Two psychiatric reports disagreed about whether drugs caused disorder, new evidence admitted
The British Columbia Court of Appeal has allowed new forensic psychiatric evidence to support a post-conviction not criminally responsible on account of mental disorder (NCRMD) defence.
In R. v. Landrick, 2022 BCCA 181, Leonard Landrick was convicted of two counts of second-degree murder. The victims lived in the same condominium complex as Landrick and, after drinking six ounces of vodka, he broke into their homes and stabbed them to death.
At trial, Landrick admitted to having taken cocaine around the time of the offences. But he also described a series of bizarre and patently untrue events involving the victims. The narration was sufficiently troubling that Crown counsel raised the question of Landrick’s mental condition.
However, Landrick’s defence was not that he was NCRMD, but that a third party committed the murders.
The jury found Landrick guilty on both counts. Immediately after the pronouncement, Landrick’s counsel advised that he intended to raise the NCRMD defence and requested a 60-day adjournment. After submissions were made, the judge declined the request and instead ordered an assessment by the Forensic Psychiatric Services Commission to be completed within 30 days.

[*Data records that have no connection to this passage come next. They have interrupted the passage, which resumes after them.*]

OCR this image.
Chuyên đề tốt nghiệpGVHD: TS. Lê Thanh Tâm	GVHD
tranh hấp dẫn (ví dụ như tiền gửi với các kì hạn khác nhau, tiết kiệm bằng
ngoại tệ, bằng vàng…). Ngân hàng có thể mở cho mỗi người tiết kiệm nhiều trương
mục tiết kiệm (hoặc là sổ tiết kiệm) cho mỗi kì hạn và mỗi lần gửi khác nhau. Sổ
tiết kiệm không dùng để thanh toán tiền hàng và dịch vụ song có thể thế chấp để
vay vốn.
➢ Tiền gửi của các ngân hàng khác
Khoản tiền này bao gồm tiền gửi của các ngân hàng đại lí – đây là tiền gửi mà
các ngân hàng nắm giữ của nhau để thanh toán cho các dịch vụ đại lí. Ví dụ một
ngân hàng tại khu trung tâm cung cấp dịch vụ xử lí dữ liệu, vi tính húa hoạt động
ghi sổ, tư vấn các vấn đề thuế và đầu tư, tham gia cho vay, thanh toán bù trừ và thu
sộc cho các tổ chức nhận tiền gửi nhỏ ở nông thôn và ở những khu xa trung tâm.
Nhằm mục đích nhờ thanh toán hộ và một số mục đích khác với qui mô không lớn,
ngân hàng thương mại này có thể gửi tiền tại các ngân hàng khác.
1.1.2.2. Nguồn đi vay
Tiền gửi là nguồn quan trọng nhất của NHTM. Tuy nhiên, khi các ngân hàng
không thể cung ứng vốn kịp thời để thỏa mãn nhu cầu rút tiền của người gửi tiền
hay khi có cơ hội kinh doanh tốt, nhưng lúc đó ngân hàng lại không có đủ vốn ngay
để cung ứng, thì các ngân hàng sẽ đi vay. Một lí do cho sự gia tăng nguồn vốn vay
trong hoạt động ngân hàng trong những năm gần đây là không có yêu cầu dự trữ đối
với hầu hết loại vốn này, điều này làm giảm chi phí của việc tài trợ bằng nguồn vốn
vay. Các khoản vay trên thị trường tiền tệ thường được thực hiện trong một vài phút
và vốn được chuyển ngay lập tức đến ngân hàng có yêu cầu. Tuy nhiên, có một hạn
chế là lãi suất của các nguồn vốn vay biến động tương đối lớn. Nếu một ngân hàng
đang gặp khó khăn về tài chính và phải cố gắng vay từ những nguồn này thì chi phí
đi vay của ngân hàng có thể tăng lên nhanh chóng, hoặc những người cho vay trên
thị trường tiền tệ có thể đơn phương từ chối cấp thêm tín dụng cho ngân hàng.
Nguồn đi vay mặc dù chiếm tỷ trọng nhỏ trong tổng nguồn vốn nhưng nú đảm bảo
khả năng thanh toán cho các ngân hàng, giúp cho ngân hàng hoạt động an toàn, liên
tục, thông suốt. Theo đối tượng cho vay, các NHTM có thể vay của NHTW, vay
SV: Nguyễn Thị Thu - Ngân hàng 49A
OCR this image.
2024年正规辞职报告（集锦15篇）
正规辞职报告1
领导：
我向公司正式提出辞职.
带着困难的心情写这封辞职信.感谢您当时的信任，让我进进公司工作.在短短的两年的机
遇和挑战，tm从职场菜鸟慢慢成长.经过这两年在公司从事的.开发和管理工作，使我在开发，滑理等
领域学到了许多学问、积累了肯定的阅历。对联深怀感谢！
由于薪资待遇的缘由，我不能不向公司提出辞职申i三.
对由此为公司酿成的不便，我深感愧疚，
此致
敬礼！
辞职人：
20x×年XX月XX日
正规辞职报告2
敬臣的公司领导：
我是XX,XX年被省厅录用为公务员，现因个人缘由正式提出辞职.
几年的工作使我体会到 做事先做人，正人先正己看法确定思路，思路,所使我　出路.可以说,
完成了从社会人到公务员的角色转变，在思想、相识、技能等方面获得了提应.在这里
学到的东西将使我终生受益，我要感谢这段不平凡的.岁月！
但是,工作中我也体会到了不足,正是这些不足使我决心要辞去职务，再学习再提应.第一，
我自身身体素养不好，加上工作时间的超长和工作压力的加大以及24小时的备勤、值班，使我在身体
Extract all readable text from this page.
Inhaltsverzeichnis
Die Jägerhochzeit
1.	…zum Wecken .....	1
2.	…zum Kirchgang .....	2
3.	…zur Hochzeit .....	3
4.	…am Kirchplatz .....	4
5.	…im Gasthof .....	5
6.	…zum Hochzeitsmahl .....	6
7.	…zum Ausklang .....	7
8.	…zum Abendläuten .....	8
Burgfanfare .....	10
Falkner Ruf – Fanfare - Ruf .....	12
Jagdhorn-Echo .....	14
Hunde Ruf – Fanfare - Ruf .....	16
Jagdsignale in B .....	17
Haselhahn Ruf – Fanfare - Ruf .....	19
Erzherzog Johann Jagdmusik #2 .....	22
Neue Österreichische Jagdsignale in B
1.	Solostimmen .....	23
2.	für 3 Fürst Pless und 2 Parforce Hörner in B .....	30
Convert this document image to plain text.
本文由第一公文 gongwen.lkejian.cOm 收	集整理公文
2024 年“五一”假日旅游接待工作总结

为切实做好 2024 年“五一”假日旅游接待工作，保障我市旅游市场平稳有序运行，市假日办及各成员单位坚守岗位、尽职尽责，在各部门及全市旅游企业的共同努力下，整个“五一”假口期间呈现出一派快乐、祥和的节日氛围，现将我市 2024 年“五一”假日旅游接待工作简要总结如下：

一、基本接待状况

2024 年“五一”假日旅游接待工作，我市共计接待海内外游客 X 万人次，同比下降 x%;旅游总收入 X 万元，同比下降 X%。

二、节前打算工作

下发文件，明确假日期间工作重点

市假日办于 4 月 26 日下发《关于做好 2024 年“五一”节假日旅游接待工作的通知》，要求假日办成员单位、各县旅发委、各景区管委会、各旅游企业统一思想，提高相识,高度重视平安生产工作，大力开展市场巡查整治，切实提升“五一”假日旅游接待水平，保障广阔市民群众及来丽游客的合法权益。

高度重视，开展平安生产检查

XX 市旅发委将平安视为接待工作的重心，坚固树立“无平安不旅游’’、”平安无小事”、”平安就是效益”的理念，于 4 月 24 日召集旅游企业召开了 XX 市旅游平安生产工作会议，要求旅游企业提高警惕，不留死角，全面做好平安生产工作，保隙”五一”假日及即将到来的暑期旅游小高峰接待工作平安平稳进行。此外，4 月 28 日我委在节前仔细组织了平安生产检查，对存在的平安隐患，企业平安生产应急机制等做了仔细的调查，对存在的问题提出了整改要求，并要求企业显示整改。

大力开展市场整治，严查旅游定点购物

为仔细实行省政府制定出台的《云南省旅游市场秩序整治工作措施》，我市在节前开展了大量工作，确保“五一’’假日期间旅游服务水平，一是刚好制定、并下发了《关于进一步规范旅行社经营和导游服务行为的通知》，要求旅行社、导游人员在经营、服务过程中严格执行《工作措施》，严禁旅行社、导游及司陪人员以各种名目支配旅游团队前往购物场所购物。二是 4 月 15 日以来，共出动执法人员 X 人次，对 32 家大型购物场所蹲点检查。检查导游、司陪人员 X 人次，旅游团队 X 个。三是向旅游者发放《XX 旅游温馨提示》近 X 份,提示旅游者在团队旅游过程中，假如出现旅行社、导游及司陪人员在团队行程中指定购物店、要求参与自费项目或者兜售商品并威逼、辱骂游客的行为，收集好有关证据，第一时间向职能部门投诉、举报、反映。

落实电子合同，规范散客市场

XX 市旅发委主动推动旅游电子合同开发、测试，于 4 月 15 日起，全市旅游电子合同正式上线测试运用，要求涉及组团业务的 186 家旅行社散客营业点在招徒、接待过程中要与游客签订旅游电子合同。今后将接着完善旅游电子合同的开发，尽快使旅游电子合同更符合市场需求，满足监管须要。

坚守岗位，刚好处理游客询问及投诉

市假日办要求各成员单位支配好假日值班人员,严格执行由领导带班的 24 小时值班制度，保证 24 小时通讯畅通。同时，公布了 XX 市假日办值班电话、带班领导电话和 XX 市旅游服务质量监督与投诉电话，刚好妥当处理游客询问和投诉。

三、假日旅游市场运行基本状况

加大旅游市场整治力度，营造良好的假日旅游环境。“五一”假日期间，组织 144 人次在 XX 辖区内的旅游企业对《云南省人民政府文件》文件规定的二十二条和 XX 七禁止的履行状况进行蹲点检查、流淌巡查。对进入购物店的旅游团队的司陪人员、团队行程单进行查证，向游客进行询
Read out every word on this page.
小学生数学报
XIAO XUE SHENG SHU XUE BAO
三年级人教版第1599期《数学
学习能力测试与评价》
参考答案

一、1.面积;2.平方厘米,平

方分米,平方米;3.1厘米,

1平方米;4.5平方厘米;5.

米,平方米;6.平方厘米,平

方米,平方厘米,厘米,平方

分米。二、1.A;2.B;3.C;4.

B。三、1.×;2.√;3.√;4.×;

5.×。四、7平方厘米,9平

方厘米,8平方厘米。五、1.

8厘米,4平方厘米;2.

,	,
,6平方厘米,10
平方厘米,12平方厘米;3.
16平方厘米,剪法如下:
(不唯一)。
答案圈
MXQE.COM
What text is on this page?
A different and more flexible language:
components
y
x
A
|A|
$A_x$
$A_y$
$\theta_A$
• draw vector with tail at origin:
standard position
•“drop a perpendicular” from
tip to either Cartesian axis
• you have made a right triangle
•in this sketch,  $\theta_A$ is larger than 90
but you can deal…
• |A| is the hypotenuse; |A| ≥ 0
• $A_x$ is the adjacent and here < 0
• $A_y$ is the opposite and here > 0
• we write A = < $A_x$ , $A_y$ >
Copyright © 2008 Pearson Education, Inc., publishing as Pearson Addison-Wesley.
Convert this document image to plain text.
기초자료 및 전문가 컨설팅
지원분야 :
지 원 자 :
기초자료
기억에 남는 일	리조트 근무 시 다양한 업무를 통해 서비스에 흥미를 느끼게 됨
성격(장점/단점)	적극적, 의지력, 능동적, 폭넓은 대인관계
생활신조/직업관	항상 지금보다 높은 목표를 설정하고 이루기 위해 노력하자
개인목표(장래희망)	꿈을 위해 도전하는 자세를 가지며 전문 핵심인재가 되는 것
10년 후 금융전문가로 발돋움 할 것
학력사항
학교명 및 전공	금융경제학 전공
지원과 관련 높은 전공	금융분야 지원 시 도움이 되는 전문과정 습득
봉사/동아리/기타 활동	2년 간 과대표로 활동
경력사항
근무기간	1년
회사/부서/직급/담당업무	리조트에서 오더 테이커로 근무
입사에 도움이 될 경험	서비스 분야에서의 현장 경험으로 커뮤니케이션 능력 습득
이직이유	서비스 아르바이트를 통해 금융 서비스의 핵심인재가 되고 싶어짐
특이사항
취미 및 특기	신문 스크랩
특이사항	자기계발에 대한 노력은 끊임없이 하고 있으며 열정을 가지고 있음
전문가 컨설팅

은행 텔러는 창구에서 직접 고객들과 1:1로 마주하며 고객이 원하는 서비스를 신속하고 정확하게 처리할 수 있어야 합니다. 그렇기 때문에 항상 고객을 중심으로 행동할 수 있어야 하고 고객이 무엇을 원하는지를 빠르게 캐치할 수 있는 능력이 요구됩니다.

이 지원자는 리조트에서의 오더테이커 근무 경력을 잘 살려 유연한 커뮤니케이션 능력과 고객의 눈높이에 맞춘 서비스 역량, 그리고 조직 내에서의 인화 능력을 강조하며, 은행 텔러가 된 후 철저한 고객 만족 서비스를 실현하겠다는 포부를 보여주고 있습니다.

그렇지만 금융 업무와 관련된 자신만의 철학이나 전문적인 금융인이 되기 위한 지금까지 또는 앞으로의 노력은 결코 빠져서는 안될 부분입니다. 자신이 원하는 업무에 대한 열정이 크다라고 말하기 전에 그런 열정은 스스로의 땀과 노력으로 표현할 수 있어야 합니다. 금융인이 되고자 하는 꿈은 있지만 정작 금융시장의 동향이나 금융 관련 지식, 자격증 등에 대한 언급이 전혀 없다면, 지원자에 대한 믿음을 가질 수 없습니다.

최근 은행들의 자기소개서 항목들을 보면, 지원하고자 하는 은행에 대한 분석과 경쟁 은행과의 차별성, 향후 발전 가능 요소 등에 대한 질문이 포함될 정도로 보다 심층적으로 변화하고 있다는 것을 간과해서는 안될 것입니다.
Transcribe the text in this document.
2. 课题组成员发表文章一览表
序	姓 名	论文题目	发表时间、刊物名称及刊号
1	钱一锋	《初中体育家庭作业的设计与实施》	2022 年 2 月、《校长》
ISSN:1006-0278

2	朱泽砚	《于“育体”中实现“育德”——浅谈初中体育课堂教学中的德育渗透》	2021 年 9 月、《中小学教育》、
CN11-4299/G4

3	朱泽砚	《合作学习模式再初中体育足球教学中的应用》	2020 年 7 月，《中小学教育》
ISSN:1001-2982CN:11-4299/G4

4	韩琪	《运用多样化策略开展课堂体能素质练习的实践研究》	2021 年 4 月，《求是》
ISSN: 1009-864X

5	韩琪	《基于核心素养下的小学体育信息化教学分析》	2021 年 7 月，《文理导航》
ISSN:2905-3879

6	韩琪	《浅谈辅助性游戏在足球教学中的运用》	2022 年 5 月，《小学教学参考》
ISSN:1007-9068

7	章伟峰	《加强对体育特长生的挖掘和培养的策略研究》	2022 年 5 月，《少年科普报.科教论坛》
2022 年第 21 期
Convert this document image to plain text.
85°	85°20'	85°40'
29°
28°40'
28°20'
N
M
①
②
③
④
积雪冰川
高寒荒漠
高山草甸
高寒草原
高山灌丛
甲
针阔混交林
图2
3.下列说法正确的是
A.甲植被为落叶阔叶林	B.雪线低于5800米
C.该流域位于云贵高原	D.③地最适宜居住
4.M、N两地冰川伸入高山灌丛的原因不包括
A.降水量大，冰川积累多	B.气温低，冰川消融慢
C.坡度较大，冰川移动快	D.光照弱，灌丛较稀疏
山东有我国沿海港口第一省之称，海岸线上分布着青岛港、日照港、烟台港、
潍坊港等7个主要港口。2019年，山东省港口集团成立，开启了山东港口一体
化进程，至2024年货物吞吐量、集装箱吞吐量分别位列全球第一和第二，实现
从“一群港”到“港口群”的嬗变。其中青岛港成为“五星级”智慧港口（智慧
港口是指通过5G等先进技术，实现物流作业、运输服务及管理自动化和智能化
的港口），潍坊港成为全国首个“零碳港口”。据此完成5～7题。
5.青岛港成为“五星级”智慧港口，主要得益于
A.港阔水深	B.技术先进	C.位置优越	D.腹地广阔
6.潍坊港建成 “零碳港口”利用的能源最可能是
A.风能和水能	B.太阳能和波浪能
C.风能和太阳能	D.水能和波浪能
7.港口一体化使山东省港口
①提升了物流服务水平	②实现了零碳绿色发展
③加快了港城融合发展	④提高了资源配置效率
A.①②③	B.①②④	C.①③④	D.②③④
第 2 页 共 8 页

The assigned psychiatrist at the forensic psychiatric hospital could not complete his assessment due to delays in transferring Landrick to the facility. The psychiatrist later concluded that Landrick’s mental state was self-induced by ingestion of drugs and alcohol. Because of this, Landrick’s counsel abandoned the NCRMD defence.
On appeal, Landrick retained two forensic psychiatrists who conducted independent assessments. These experts disagreed with the first psychiatrist’s diagnosis. Landrick argued that in light of the new evidence, the verdicts resulted in a miscarriage of justice.
The appellate court agreed.
Raising NCRMD defence in murder appeal rare, but allowed
While rare, an appellant may raise an NCRMD defence for the first time on appeal, said the court. As for the admissibility of new evidence, the test in Palmer v. The Queen, 1979 CanLII 8 (SCC),  1 SCR 759 required that the evidence to be adduced is relevant, credible, could not have been adduced at trial despite due diligence, and would reasonably affect the result, said the court.
In this case, the appellate court found that, despite failing the due diligence element, the forensic psychiatrists’ reports met the Palmer test for admissibility of new evidence. The reports bear upon the decisive issue of the mental capacity of the appellant for criminal intent, said the court.
Further, if the reports could support a finding that Landrick was NCRMD, there would be a miscarriage of justice to deny the opportunity to raise the defence, said the court.
However, contrary to Landrick’s arguments, the appellate court declined set aside the convictions and substitute a finding of NCRMD. The new evidence was not decisive to allow immediate disposition of the appeal, but that it carried sufficient probative force to allow a new trial, said the court.